Lloyds losses hit £10 billion

27 February 2009

Lloyds Banking Group has confirmed that HBOS made losses of over £10 billion in 2008, while Lloyds TSB saw its profits dive by 80%.

The group, which was established after the merger between Lloyds TSB and HBOS and is 43% owned by the Treasury, says the losses are mainly the result of bad debt. It has yet to announce its participation in the government's Asset Protection Scheme, but commentators expect confirmation soon. 

Lloyds says it is currently in talks with the government over insuring some of its riskiest assets but that a final decision had yet to made. It was expected to announce that it was placing more than £250 billion of assets into the scheme.
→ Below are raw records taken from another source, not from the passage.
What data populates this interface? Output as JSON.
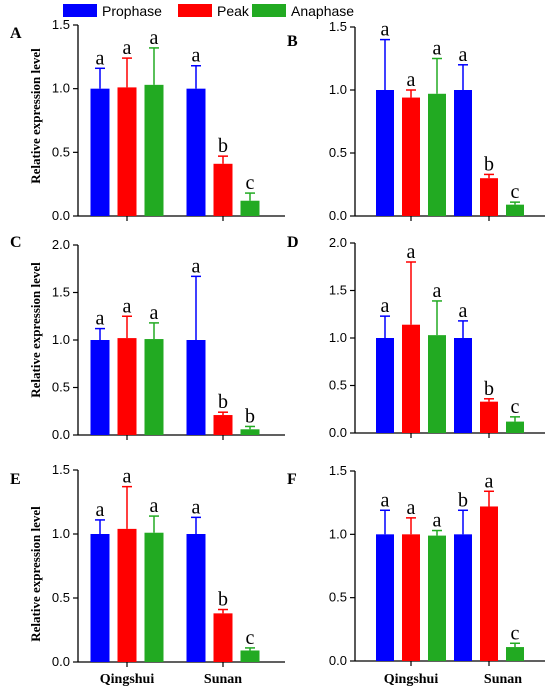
{
  "legend": [
    {
      "label": "Prophase",
      "color": "#0000ff"
    },
    {
      "label": "Peak",
      "color": "#ff0000"
    },
    {
      "label": "Anaphase",
      "color": "#22aa22"
    }
  ],
  "ylabel": "Relative expression level",
  "chart_data": [
    {
      "type": "bar",
      "panel": "A",
      "categories": [
        "Qingshui",
        "Sunan"
      ],
      "ylim": [
        0,
        1.5
      ],
      "yticks": [
        "0.0",
        "0.5",
        "1.0",
        "1.5"
      ],
      "series": [
        {
          "name": "Prophase",
          "values": [
            1.0,
            1.0
          ],
          "errors": [
            0.16,
            0.18
          ],
          "sig": [
            "a",
            "a"
          ]
        },
        {
          "name": "Peak",
          "values": [
            1.01,
            0.41
          ],
          "errors": [
            0.23,
            0.06
          ],
          "sig": [
            "a",
            "b"
          ]
        },
        {
          "name": "Anaphase",
          "values": [
            1.03,
            0.12
          ],
          "errors": [
            0.29,
            0.06
          ],
          "sig": [
            "a",
            "c"
          ]
        }
      ]
    },
    {
      "type": "bar",
      "panel": "B",
      "categories": [
        "Qingshui",
        "Sunan"
      ],
      "ylim": [
        0,
        1.5
      ],
      "yticks": [
        "0.0",
        "0.5",
        "1.0",
        "1.5"
      ],
      "series": [
        {
          "name": "Prophase",
          "values": [
            1.0,
            1.0
          ],
          "errors": [
            0.4,
            0.2
          ],
          "sig": [
            "a",
            "a"
          ]
        },
        {
          "name": "Peak",
          "values": [
            0.94,
            0.3
          ],
          "errors": [
            0.06,
            0.03
          ],
          "sig": [
            "a",
            "b"
          ]
        },
        {
          "name": "Anaphase",
          "values": [
            0.97,
            0.09
          ],
          "errors": [
            0.28,
            0.02
          ],
          "sig": [
            "a",
            "c"
          ]
        }
      ]
    },
    {
      "type": "bar",
      "panel": "C",
      "categories": [
        "Qingshui",
        "Sunan"
      ],
      "ylim": [
        0,
        2.0
      ],
      "yticks": [
        "0.0",
        "0.5",
        "1.0",
        "1.5",
        "2.0"
      ],
      "series": [
        {
          "name": "Prophase",
          "values": [
            1.0,
            1.0
          ],
          "errors": [
            0.12,
            0.67
          ],
          "sig": [
            "a",
            "a"
          ]
        },
        {
          "name": "Peak",
          "values": [
            1.02,
            0.21
          ],
          "errors": [
            0.23,
            0.03
          ],
          "sig": [
            "a",
            "b"
          ]
        },
        {
          "name": "Anaphase",
          "values": [
            1.01,
            0.06
          ],
          "errors": [
            0.17,
            0.03
          ],
          "sig": [
            "a",
            "b"
          ]
        }
      ]
    },
    {
      "type": "bar",
      "panel": "D",
      "categories": [
        "Qingshui",
        "Sunan"
      ],
      "ylim": [
        0,
        2.0
      ],
      "yticks": [
        "0.0",
        "0.5",
        "1.0",
        "1.5",
        "2.0"
      ],
      "series": [
        {
          "name": "Prophase",
          "values": [
            1.0,
            1.0
          ],
          "errors": [
            0.23,
            0.18
          ],
          "sig": [
            "a",
            "a"
          ]
        },
        {
          "name": "Peak",
          "values": [
            1.14,
            0.33
          ],
          "errors": [
            0.66,
            0.03
          ],
          "sig": [
            "a",
            "b"
          ]
        },
        {
          "name": "Anaphase",
          "values": [
            1.03,
            0.12
          ],
          "errors": [
            0.36,
            0.05
          ],
          "sig": [
            "a",
            "c"
          ]
        }
      ]
    },
    {
      "type": "bar",
      "panel": "E",
      "categories": [
        "Qingshui",
        "Sunan"
      ],
      "ylim": [
        0,
        1.5
      ],
      "yticks": [
        "0.0",
        "0.5",
        "1.0",
        "1.5"
      ],
      "series": [
        {
          "name": "Prophase",
          "values": [
            1.0,
            1.0
          ],
          "errors": [
            0.11,
            0.13
          ],
          "sig": [
            "a",
            "a"
          ]
        },
        {
          "name": "Peak",
          "values": [
            1.04,
            0.38
          ],
          "errors": [
            0.33,
            0.03
          ],
          "sig": [
            "a",
            "b"
          ]
        },
        {
          "name": "Anaphase",
          "values": [
            1.01,
            0.09
          ],
          "errors": [
            0.13,
            0.02
          ],
          "sig": [
            "a",
            "c"
          ]
        }
      ]
    },
    {
      "type": "bar",
      "panel": "F",
      "categories": [
        "Qingshui",
        "Sunan"
      ],
      "ylim": [
        0,
        1.5
      ],
      "yticks": [
        "0.0",
        "0.5",
        "1.0",
        "1.5"
      ],
      "series": [
        {
          "name": "Prophase",
          "values": [
            1.0,
            1.0
          ],
          "errors": [
            0.19,
            0.19
          ],
          "sig": [
            "a",
            "b"
          ]
        },
        {
          "name": "Peak",
          "values": [
            1.0,
            1.22
          ],
          "errors": [
            0.13,
            0.12
          ],
          "sig": [
            "a",
            "a"
          ]
        },
        {
          "name": "Anaphase",
          "values": [
            0.99,
            0.11
          ],
          "errors": [
            0.04,
            0.03
          ],
          "sig": [
            "a",
            "c"
          ]
        }
      ]
    }
  ]
}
Pre-tax losses for the year hit £10.8 billion at HBOS, mainly due to £9.9 billion of losses on bad loans, up from £2 billion the previous year. Much of the bad debt came from HBOS' corporate lending arm where impairment charges soared to £6.6 billion after Lloyds took a more conservative view of the HBOS lending book. Bad debts as a proportion of its loans climbed to 11.9%.

Meanwhile, the Lloyds TSB arm of the business suffered an 80% drop in profits to £807 million as impairment charges soared to £3 billion. However, the figure came in well below the £1.3 billion expected by the market.

Sir Victor Blank, chairman of Lloyds TSB, warns that the bank faces another trying year in 2009. "Against a backdrop of recession and an ongoing global financial crisis, we expect 2009 to be another challenging year," he told investors.

He also warned that some jobs could be axed following the £1.5 billion cost-cutting scheme implemented after the merger - although he hopes the majority of these will come from natural staff turnover or voluntary redundancy.